Jacqueline s'éclipse et nous laisse entendre que c'est pour faire un passage aux toilettes. Marcel, lui, ne retourne pas à sa place et reste près de moi, en fixant mon stylo qui rédige la solution de l'exercice. Je me sens soudainement mal à l'aise face à cette proximité nouvelle que la présence de sa sœur annihile.

Je me redresse et me penche un peu plus sur ma feuille afin de lui cacher la vue. Il toussote avant de s'avancer lentement vers une pente glissante :

— Ils passent un film génial en ce moment au cinéma...

Je ne relève pas et continue à griffonner. Je ne sais pas si j'invente, mais je crois bien que je lui fais de l'effet. Jusqu'à présent, j'étais simplement la meilleure amie de sa petite sœur, mais aujourd'hui, on dirait qu'il s'intéresse à moi différemment. J'interprète peut-être sa proposition de la mauvaise manière. C'est un garçon gentil, il doit agir de la même façon avec tout le monde. J'espère pour lui en tout cas. Il ne mérite pas que je lui brise le cœur.

— Je me disais qu'on pourrait s'y rendre un soir ? reprend-il. Enfin, avec Jacquie aussi, bien sûr !

— Oh, tu sais, je n'aime pas trop le cinéma.

Ce mensonge me brûle les lèvres. Ce n'est pourtant qu'à moitié faux. J'aimais le cinéma, avant. Même Jacqueline a cessé de me le proposer pour me changer les idées.

Marcel reste interdit quelques instants avant de rebondir, avec un flegme remarquable :

— On pourrait aussi sortir faire des balades ou aller danser. Contrairement à ce que vous pensez, je ne fais pas qu'étudier ! À Montpellier, il y a plein d'endroits que je pourrai vous montrer.

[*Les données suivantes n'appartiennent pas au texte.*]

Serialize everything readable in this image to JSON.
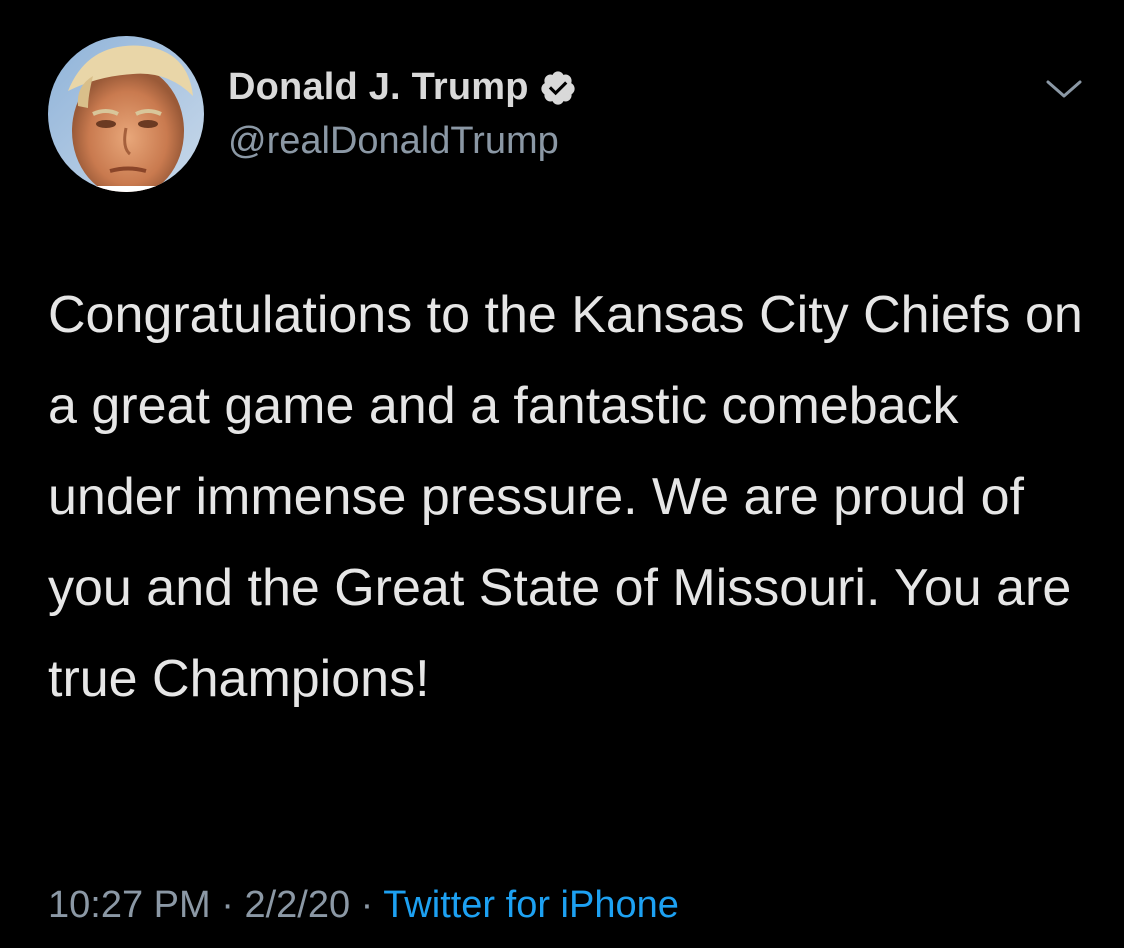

— Des endroits pour quoi faire ?

Jacqueline pose la question naïvement en revenant s'asseoir. Je relève enfin le nez de mon cahier et attends que Marcel réponde. Il sourit à sa sœur et répond fièrement :

— Des endroits où l'on danse et où vous aurez besoin d'un chaperon !

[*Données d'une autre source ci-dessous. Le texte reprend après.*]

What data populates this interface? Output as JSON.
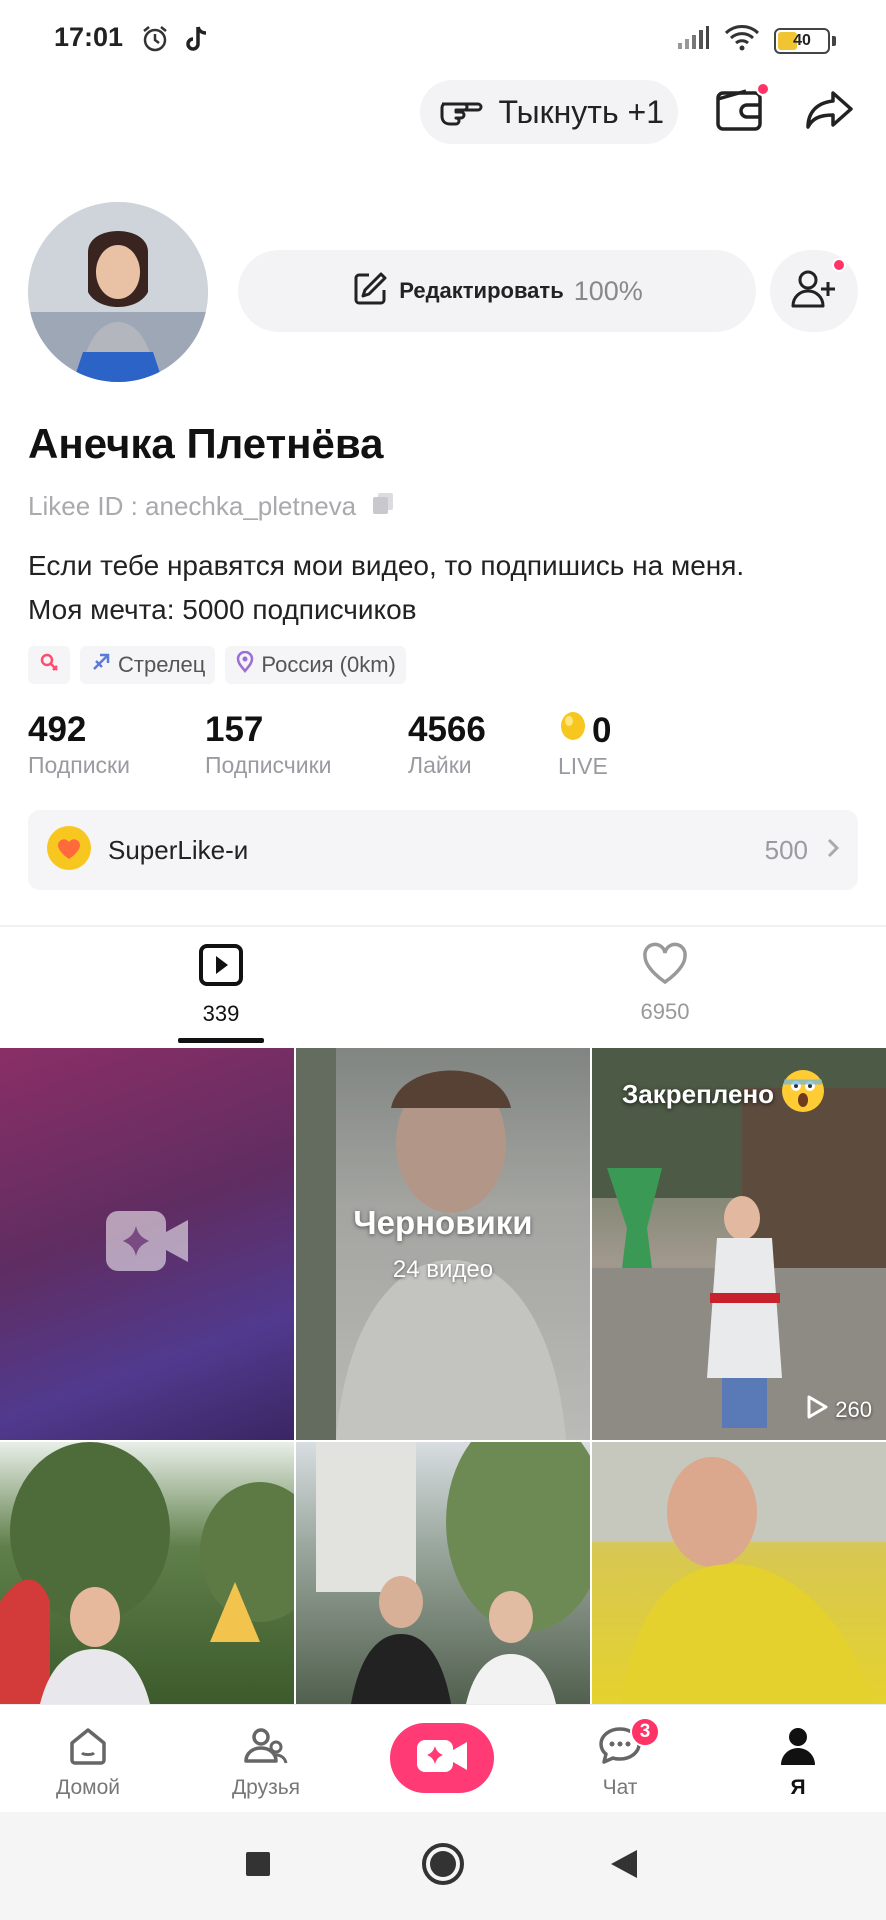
{
  "status_bar": {
    "time": "17:01",
    "battery": "40",
    "battery_level": 0.4
  },
  "top_actions": {
    "poke_label": "Тыкнуть +1",
    "icons": [
      "poke-hand-icon",
      "wallet-icon",
      "share-icon"
    ]
  },
  "profile": {
    "edit_label": "Редактировать",
    "edit_percent": "100%",
    "name": "Анечка Плетнёва",
    "likee_id": "Likee ID : anechka_pletneva",
    "bio_line1": "Если тебе нравятся мои видео, то подпишись на меня.",
    "bio_line2": "Моя мечта: 5000 подписчиков",
    "tags": {
      "zodiac": "Стрелец",
      "location": "Россия (0km)"
    }
  },
  "stats": [
    {
      "value": "492",
      "label": "Подписки"
    },
    {
      "value": "157",
      "label": "Подписчики"
    },
    {
      "value": "4566",
      "label": "Лайки"
    },
    {
      "value": "0",
      "label": "LIVE"
    }
  ],
  "superlike": {
    "label": "SuperLike-и",
    "count": "500"
  },
  "tabs": [
    {
      "count": "339",
      "icon": "video-play-icon",
      "active": true
    },
    {
      "count": "6950",
      "icon": "heart-icon",
      "active": false
    }
  ],
  "grid": {
    "drafts_title": "Черновики",
    "drafts_count": "24 видео",
    "pinned_label": "Закреплено",
    "pinned_plays": "260"
  },
  "bottom_nav": {
    "home": "Домой",
    "friends": "Друзья",
    "chat": "Чат",
    "chat_badge": "3",
    "me": "Я"
  },
  "colors": {
    "accent": "#ff3a74",
    "badge": "#ff3366"
  }
}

Avec Jacquie, nous éclatons de rire, sachant toutes les deux à quoi nous pensons. Marcel qui danse ? Nous aimerions bien voir ça ! Ce dernier croise les bras et prend la mouche, Jacquie en remet une couche :

— Tu te souviens de la dernière fois où tu as tenté de danser lors du mariage de la cousine Annie ? C'était, disons, mémorable.

Marcel devient un peu rouge, mais il conserve son calme légendaire. De mon côté, je suis heureuse de la tournure que prend la conversation, loin d'une perspective de rendez-vous amoureux. Il relève ses lunettes sur le haut de son nez et rétorque :

— Eh bien, chère petite sœur, il semblerait que je doive pratiquer un peu plus. Mais je suis sûr qu'avec de la bonne musique et de la bonne compagnie, je pourrais m'améliorer.

Mon amie et moi échangeons un regard complice et je décide de voler à la rescousse de notre danseur en devenir :

— Ne t'en fais pas, si j'arrive à résoudre mes exercices de mathématiques, il n'y a aucune raison que tu ne sois pas le roi du twist et du rock'n'roll avant la fin de l'été !

Jacqueline hoche la tête avec enthousiasme, approuvant l'idée. Marcel, quant à lui, paraît ravi de la perspective de nous faire plaisir.

— Parfait ! Alors, préparez-vous à être épatées, mesdemoiselles.